When international co-operation through mulitnational institutions has become the norm throughout the world, it is absurd that the SNP want to take Scotland backwards to a time when the sovereign nation state was a meaningful concept. I have always been suspicious of a party that regarded the Union between Scotland and England with contempt and even outright hostility, yet considered our membership of the European Union so much more positively. Union with a people who share the same culture, language and history – not to mention currency – is a natural and stable state. Union with our European partners, although desirable and worth fighting for, is far less natural and fraught with many more difficulties than those which exist within the UK.
A House of Commons Library research paper recently concluded that the EU decides on “up to” 50 per cent of UK laws (and would, according to the SNP, continue to do so for an “independent” Scotland).

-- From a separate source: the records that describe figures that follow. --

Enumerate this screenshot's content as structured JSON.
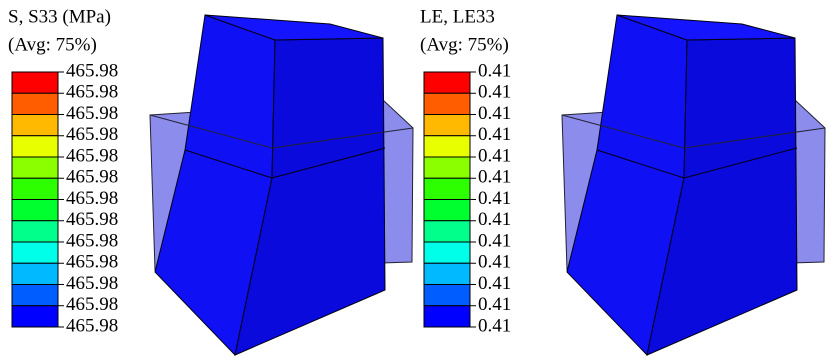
{
  "panels": [
    {
      "title": "S, S33 (MPa)",
      "subtitle": "(Avg: 75%)",
      "labels": [
        465.98,
        465.98,
        465.98,
        465.98,
        465.98,
        465.98,
        465.98,
        465.98,
        465.98,
        465.98,
        465.98,
        465.98,
        465.98
      ]
    },
    {
      "title": "LE, LE33",
      "subtitle": "(Avg: 75%)",
      "labels": [
        0.41,
        0.41,
        0.41,
        0.41,
        0.41,
        0.41,
        0.41,
        0.41,
        0.41,
        0.41,
        0.41,
        0.41,
        0.41
      ]
    }
  ]
}
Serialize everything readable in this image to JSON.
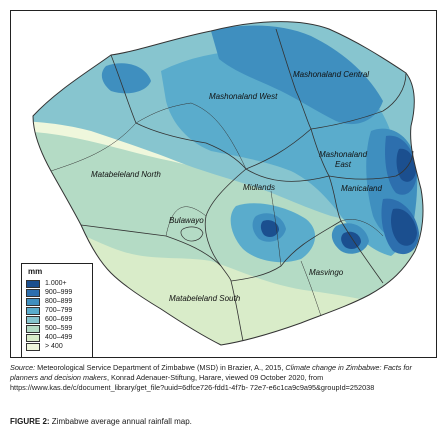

To describe a future Scotland that was outside the UK but inside the EU as “independent” is therefore stretching the truth. But “independence” is not really what the SNP want; they simply believe in separating Scotland from England.
It is Scotland’s participation in powerful international institutions like the UK, the EU, Nato and the United Nations that allow us to punch above our weight. That is not to say that Scotland couldn’t survive and even prosper separate from the rest of our country; it could. But in an age of political and financial uncertainty, why take the risk? Why surrender all influence over monetary policy but continue to use the pound? Why take the risk that, having left the UK (and therefore the EU), Scotland would have to renegotiate our re-entry into Europe and be forced to adopt the ailing Euro as our national currency? When business desperately needs stability to create jobs and growth, why plunge our nation into uncertain constitutional and economic waters?

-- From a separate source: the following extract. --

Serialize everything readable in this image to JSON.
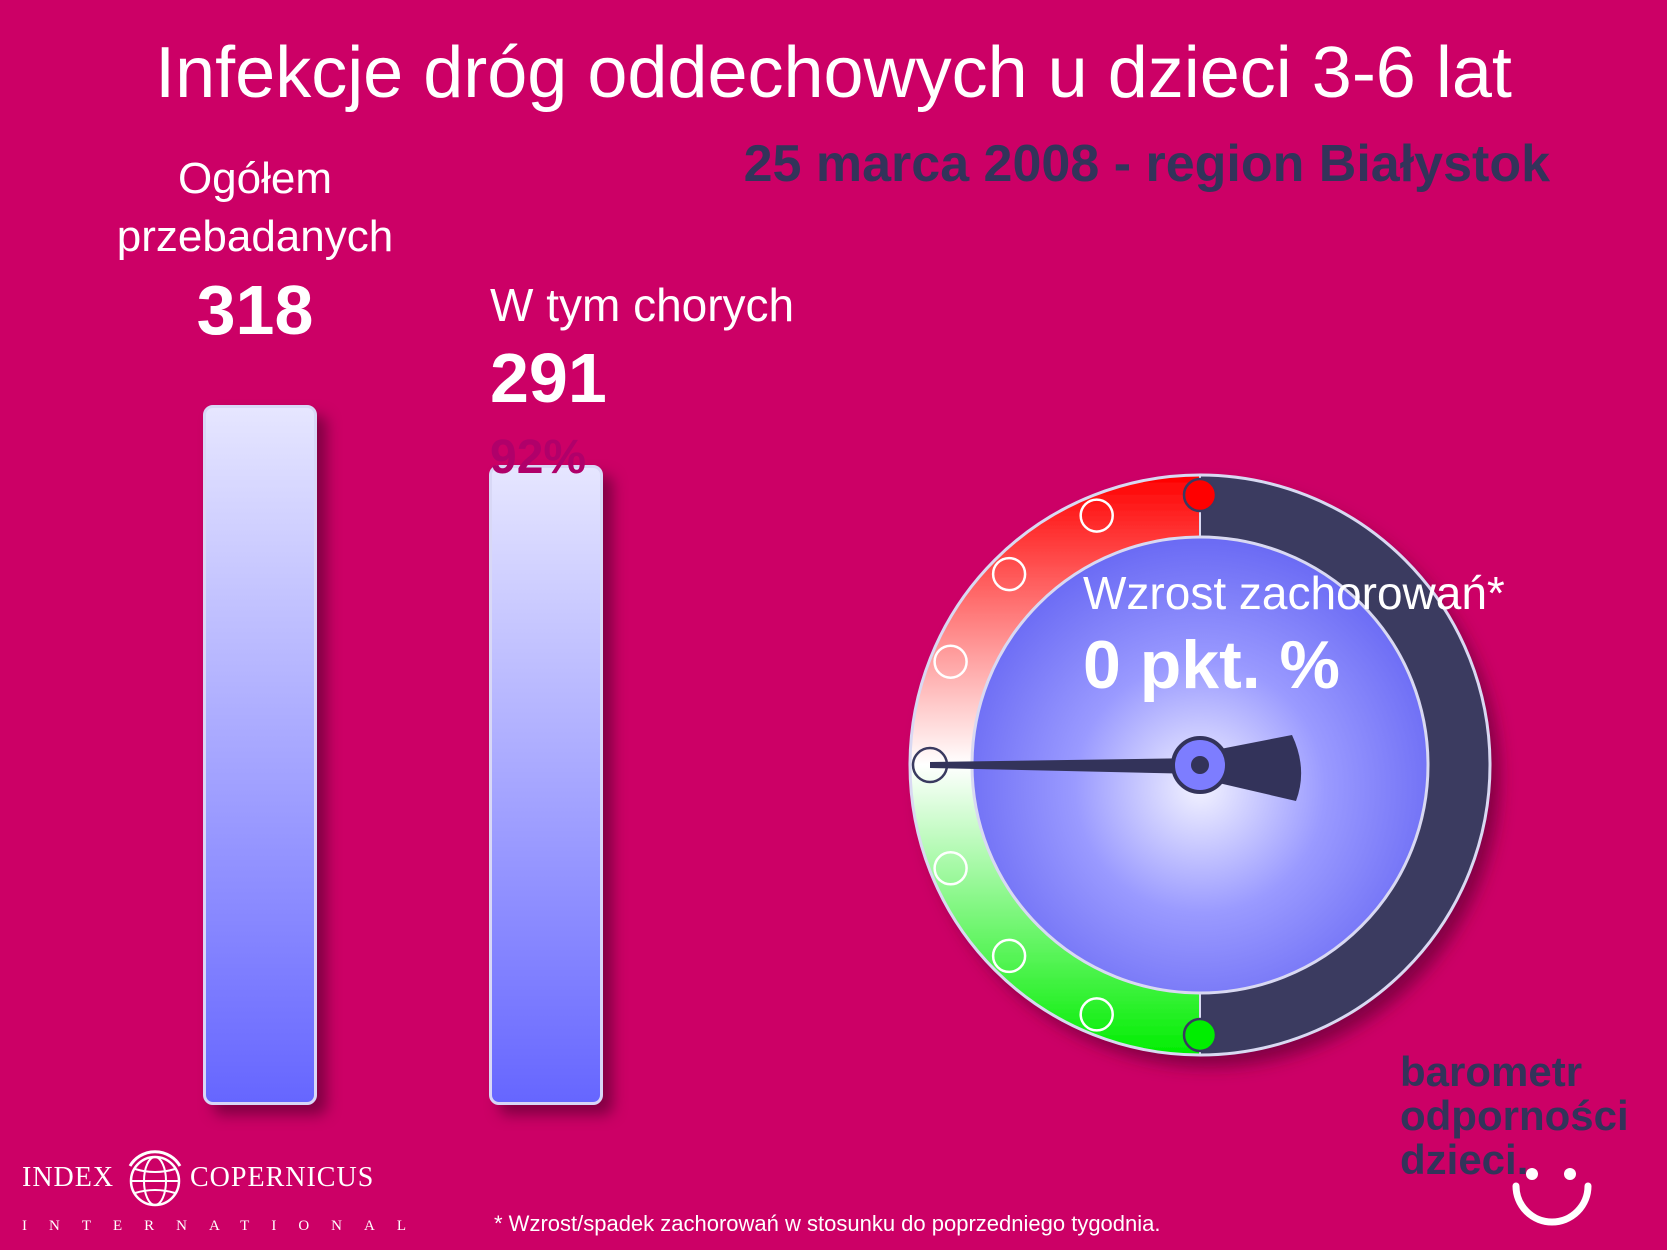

Significantly, the language and arguments used by Alex Salmond and the SNP are almost indistinguishable from those used by anti-EU Conservatives like Bill Cash, Douglas Carswell and Dan Hannan.
The United Kingdom is the oldest, most successful political, social and economic union the world has ever known. Shattering it simply to satisfy a 19th century notion of nationhood that’s no longer relevant, or to address a 1970s grievance about dwindling oil resources, would be an exercise in arrogance and short sightedness; in short, an unpardonable folly.